The numbers show that while hospitals, obstetricians, and midwives work to improve care at the time of birth, he says, maternal mortality is “a much bigger issue, and it’s a community-level issue—that women are dying before they ever get to birth. And women are dying after they give birth.”
All of this points to “a weaker women’s healthcare system” than in other countries, Declercq says. “In the United States, it’s not about birth, it’s about the way we treat women in healthcare in general, that they come into the pregnancy less healthy than in those other countries. They have less likelihood of having maternity leave than those other countries.” He helped survey women about when they begin their maternity leaves, and “the most common answer was, ‘My due date.’ They want to have as much time with the new baby as possible. But ideally, you want them to take it starting, say, in the last month” before delivery.
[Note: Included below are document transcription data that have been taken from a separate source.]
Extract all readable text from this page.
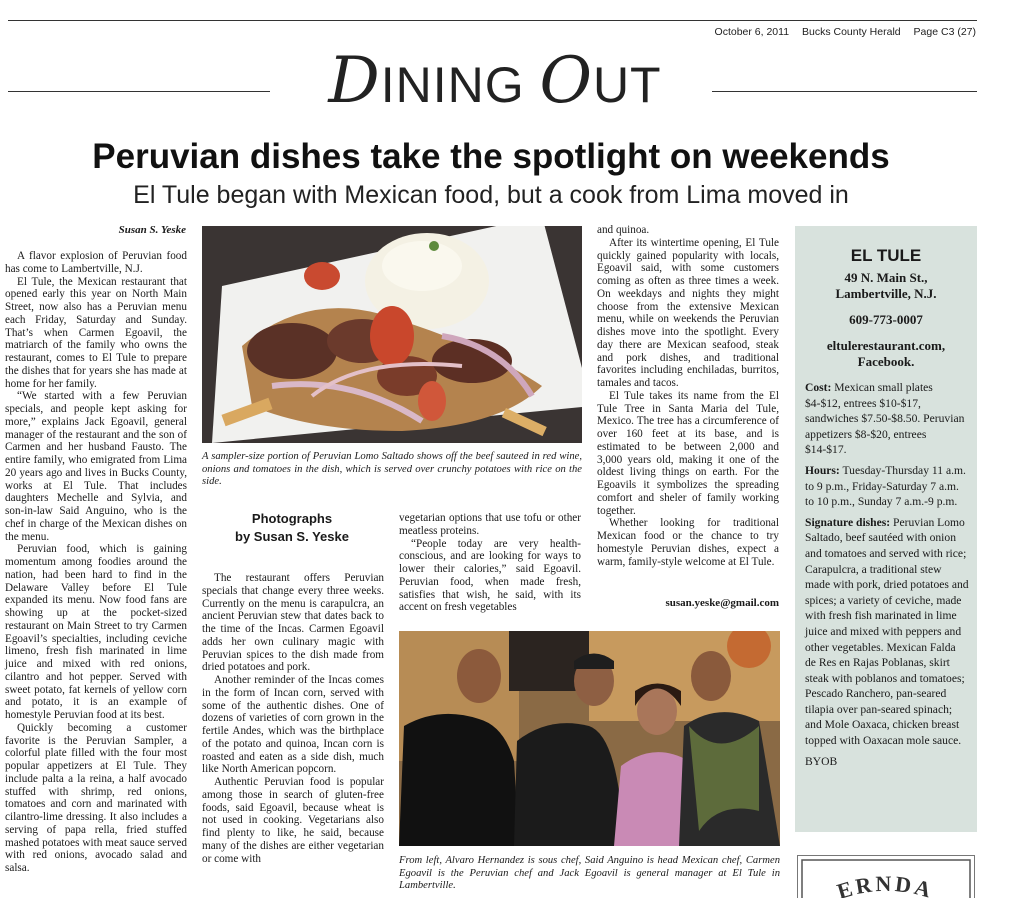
October 6, 2011 Bucks County Herald Page C3 (27)
DINING OUT
Peruvian dishes take the spotlight on weekends
El Tule began with Mexican food, but a cook from Lima moved in
Susan S. Yeske

A flavor explosion of Peruvian food has come to Lambertville, N.J.

El Tule, the Mexican restaurant that opened early this year on North Main Street, now also has a Peruvian menu each Friday, Saturday and Sunday. That’s when Carmen Egoavil, the matriarch of the family who owns the restaurant, comes to El Tule to prepare the dishes that for years she has made at home for her family.

“We started with a few Peruvian specials, and people kept asking for more,” explains Jack Egoavil, general manager of the restaurant and the son of Carmen and her husband Fausto. The entire family, who emigrated from Lima 20 years ago and lives in Bucks County, works at El Tule. That includes daughters Mechelle and Sylvia, and son-in-law Said Anguino, who is the chef in charge of the Mexican dishes on the menu.

Peruvian food, which is gaining momentum among foodies around the nation, had been hard to find in the Delaware Valley before El Tule expanded its menu. Now food fans are showing up at the pocket-sized restaurant on Main Street to try Carmen Egoavil’s specialties, including ceviche limeno, fresh fish marinated in lime juice and mixed with red onions, cilantro and hot pepper. Served with sweet potato, fat kernels of yellow corn and potato, it is an example of homestyle Peruvian food at its best.

Quickly becoming a customer favorite is the Peruvian Sampler, a colorful plate filled with the four most popular appetizers at El Tule. They include palta a la reina, a half avocado stuffed with shrimp, red onions, tomatoes and corn and marinated with cilantro-lime dressing. It also includes a serving of papa rella, fried stuffed mashed potatoes with meat sauce served with red onions, avocado salad and salsa.

A sampler-size portion of Peruvian Lomo Saltado shows off the beef sauteed in red wine, onions and tomatoes in the dish, which is served over crunchy potatoes with rice on the side.
Photographs
by Susan S. Yeske

The restaurant offers Peruvian specials that change every three weeks. Currently on the menu is carapulcra, an ancient Peruvian stew that dates back to the time of the Incas. Carmen Egoavil adds her own culinary magic with Peruvian spices to the dish made from dried potatoes and pork.

Another reminder of the Incas comes in the form of Incan corn, served with some of the authentic dishes. One of dozens of varieties of corn grown in the fertile Andes, which was the birthplace of the potato and quinoa, Incan corn is roasted and eaten as a side dish, much like North American popcorn.

Authentic Peruvian food is popular among those in search of gluten-free foods, said Egoavil, because wheat is not used in cooking. Vegetarians also find plenty to like, he said, because many of the dishes are either vegetarian or come with

vegetarian options that use tofu or other meatless proteins.

“People today are very health-conscious, and are looking for ways to lower their calories,” said Egoavil. Peruvian food, when made fresh, satisfies that wish, he said, with its accent on fresh vegetables

and quinoa.

After its wintertime opening, El Tule quickly gained popularity with locals, Egoavil said, with some customers coming as often as three times a week. On weekdays and nights they might choose from the extensive Mexican menu, while on weekends the Peruvian dishes move into the spotlight. Every day there are Mexican seafood, steak and pork dishes, and traditional favorites including enchiladas, burritos, tamales and tacos.

El Tule takes its name from the El Tule Tree in Santa Maria del Tule, Mexico. The tree has a circumference of over 160 feet at its base, and is estimated to be between 2,000 and 3,000 years old, making it one of the oldest living things on earth. For the Egoavils it symbolizes the spreading comfort and sheler of family working together.

Whether looking for traditional Mexican food or the chance to try homestyle Peruvian dishes, expect a warm, family-style welcome at El Tule.

susan.yeske@gmail.com
From left, Alvaro Hernandez is sous chef, Said Anguino is head Mexican chef, Carmen Egoavil is the Peruvian chef and Jack Egoavil is general manager at El Tule in Lambertville.
EL TULE
49 N. Main St.,
Lambertville, N.J.
609-773-0007
eltulerestaurant.com,
Facebook.

Cost: Mexican small plates $4-$12, entrees $10-$17, sandwiches $7.50-$8.50. Peruvian appetizers $8-$20, entrees $14-$17.

Hours: Tuesday-Thursday 11 a.m. to 9 p.m., Friday-Saturday 7 a.m. to 10 p.m., Sunday 7 a.m.-9 p.m.

Signature dishes: Peruvian Lomo Saltado, beef sautéed with onion and tomatoes and served with rice; Carapulcra, a traditional stew made with pork, dried potatoes and spices; a variety of ceviche, made with fresh fish marinated in lime juice and mixed with peppers and other vegetables. Mexican Falda de Res en Rajas Poblanas, skirt steak with poblanos and tomatoes; Pescado Ranchero, pan-seared tilapia over pan-seared spinach; and Mole Oaxaca, chicken breast topped with Oaxacan mole sauce.

BYOB

ERNDA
Postdelivery, he says, we as a nation too often stop caring: “We have a system that’s geared to healthy babies, not healthy mothers and healthy women,” with poverty and racial inequity making the situation more bleak for Black mothers, especially.
If we cover people and support people and have systems that take care of them…we’re going to have healthier people. That doesn’t seem like rocket science.
The Affordable Care Act subsidizes states to expand Medicaid, the federal-state health program for low-income Americans. Ten states have not done that, and “particularly in the states that refuse to expand Medicaid, these women are going to be entering pregnancy in a less healthy state,” Declercq says. Locally, Massachusetts Governor Maura Healey recently signed a bill increasing midwife and doula care that aims, among other things, to reduce labor complications among Black residents, who experience them at twice the rate of white residents.
While Birth by the Numbers is a data site rather than an advocacy site, Declercq hopes that it ultimately will drive more reasonable decisions about public health policy.
“The whole idea of data is to undermine easy preconceptions. What I want people to do is have to make decisions about what’s real, and not what they think is real.” While data can be a snapshot in time, applying in particular circumstances, “it leads to present information that people can use,” he says.
“I’m a public health person. I believe in the fact that if we cover people and support people and have systems that take care of them, or at least provide them opportunities to be taken care of, then we’re going to have healthier people. That doesn’t seem like rocket science.”